L’honorable David M. Wells [ + ]

Honorables sénateurs, je prends la parole aujourd’hui à l’étape de la troisième lecture en tant que porte-parole responsable du projet de loi C-50, Loi concernant la responsabilité, la transparence et la mobilisation à l’appui de la création d’emplois durables pour les travailleurs et de la croissance économique dans une économie carboneutre. Le titre abrégé est « Loi canadienne sur les emplois durables », mais de nombreux témoins du Comité de l’énergie, de l’environnement et des ressources naturelles, en particulier ceux du mouvement environnemental, ont qualifié le projet de loi de « Loi sur la transition équitable ». En fait, le parrain du projet de loi, le sénateur Yussuff, y a fait référence quatre fois dans son discours il y a peu. C’était le nom du projet de loi avant que celui-ci ne suscite un tollé et que le gouvernement en change le titre — pas le contenu, chers collègues; seulement le titre. N’oubliez pas que ce projet de loi n’est pas parrainé par le ministre du Travail. Il est parrainé par le ministre des Ressources naturelles.

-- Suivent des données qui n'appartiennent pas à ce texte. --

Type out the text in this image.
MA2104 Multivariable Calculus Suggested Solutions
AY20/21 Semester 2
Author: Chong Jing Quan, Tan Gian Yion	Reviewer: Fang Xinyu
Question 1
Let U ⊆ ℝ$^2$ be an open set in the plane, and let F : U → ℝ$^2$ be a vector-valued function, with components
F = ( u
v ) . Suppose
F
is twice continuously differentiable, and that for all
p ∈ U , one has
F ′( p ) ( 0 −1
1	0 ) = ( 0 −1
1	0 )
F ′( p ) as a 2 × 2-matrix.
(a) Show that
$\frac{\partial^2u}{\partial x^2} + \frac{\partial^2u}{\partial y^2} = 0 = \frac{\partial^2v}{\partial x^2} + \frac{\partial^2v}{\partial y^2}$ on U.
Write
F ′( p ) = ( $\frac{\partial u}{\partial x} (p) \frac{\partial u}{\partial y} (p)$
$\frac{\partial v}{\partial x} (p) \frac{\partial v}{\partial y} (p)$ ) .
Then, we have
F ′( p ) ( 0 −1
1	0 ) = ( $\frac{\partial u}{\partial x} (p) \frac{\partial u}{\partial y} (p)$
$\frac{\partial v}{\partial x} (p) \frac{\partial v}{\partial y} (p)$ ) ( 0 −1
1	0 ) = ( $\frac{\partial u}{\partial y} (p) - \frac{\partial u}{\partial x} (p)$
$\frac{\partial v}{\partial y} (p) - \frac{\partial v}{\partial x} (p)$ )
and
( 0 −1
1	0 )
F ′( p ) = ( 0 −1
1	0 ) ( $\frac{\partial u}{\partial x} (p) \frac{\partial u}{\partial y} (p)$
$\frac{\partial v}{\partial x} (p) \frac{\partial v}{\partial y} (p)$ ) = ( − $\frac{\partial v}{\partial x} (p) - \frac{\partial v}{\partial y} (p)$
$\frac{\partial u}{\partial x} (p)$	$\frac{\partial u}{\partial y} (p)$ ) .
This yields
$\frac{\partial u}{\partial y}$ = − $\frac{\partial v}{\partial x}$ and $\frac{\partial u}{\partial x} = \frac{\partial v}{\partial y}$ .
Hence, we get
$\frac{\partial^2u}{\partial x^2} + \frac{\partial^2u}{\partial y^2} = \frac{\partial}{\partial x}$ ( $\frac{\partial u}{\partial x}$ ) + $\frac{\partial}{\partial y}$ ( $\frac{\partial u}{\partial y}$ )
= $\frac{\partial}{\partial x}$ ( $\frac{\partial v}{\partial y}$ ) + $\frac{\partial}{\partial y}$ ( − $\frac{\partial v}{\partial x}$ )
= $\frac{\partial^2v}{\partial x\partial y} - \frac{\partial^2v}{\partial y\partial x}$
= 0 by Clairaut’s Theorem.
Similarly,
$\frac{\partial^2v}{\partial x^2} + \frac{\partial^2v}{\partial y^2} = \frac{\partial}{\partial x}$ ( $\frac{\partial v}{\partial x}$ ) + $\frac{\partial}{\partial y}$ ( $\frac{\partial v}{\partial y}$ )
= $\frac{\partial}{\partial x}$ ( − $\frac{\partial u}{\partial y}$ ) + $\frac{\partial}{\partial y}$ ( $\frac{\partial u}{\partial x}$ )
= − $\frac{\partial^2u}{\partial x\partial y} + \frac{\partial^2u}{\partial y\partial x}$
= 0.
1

Tout d’abord, je tiens à remercier mes collègues du Comité sénatorial permanent de l’énergie, de l’environnement et des ressources naturelles et du Comité sénatorial permanent des affaires sociales, de la science et de la technologie pour leur étude du projet de loi.

Au Comité de l’énergie, il y a deux semaines, nous avons entendu le ministre du Travail, Seamus O’Regan. Durant son témoignage, le ministre a essayé d’éviter de parler de ce qui se trouve vraiment dans la mesure législative. Plus précisément, je l’ai interrogé sur les éléments du projet de loi C-50 relatifs à la formation et la formation d’appoint. Le ministre m’a coupé la parole à plusieurs reprises jusqu’à ce que notre collègue, la sénatrice McCallum, intervienne pour lui rappeler l’importance du décorum dans les comités sénatoriaux. La présidence a donné des instructions au témoin en conséquence, et je tiens à remercier la sénatrice McCallum et la sénatrice Verner, qui occupait le fauteuil, de m’avoir permis de repartir à zéro.

Après plusieurs tentatives pour poser ma question sur la formation et la formation d’appoint, qui constituent l’essence du projet de loi, le ministre a soutenu que le projet de loi ne mentionnait pas du tout la formation. Voici ce qu’a dit le ministre O’Regan :

J’examine le projet de loi C -50. Il n’est pas question de formation, ni d’une table où les travailleurs peuvent s’exprimer. Il n’y a aucune mention de formation.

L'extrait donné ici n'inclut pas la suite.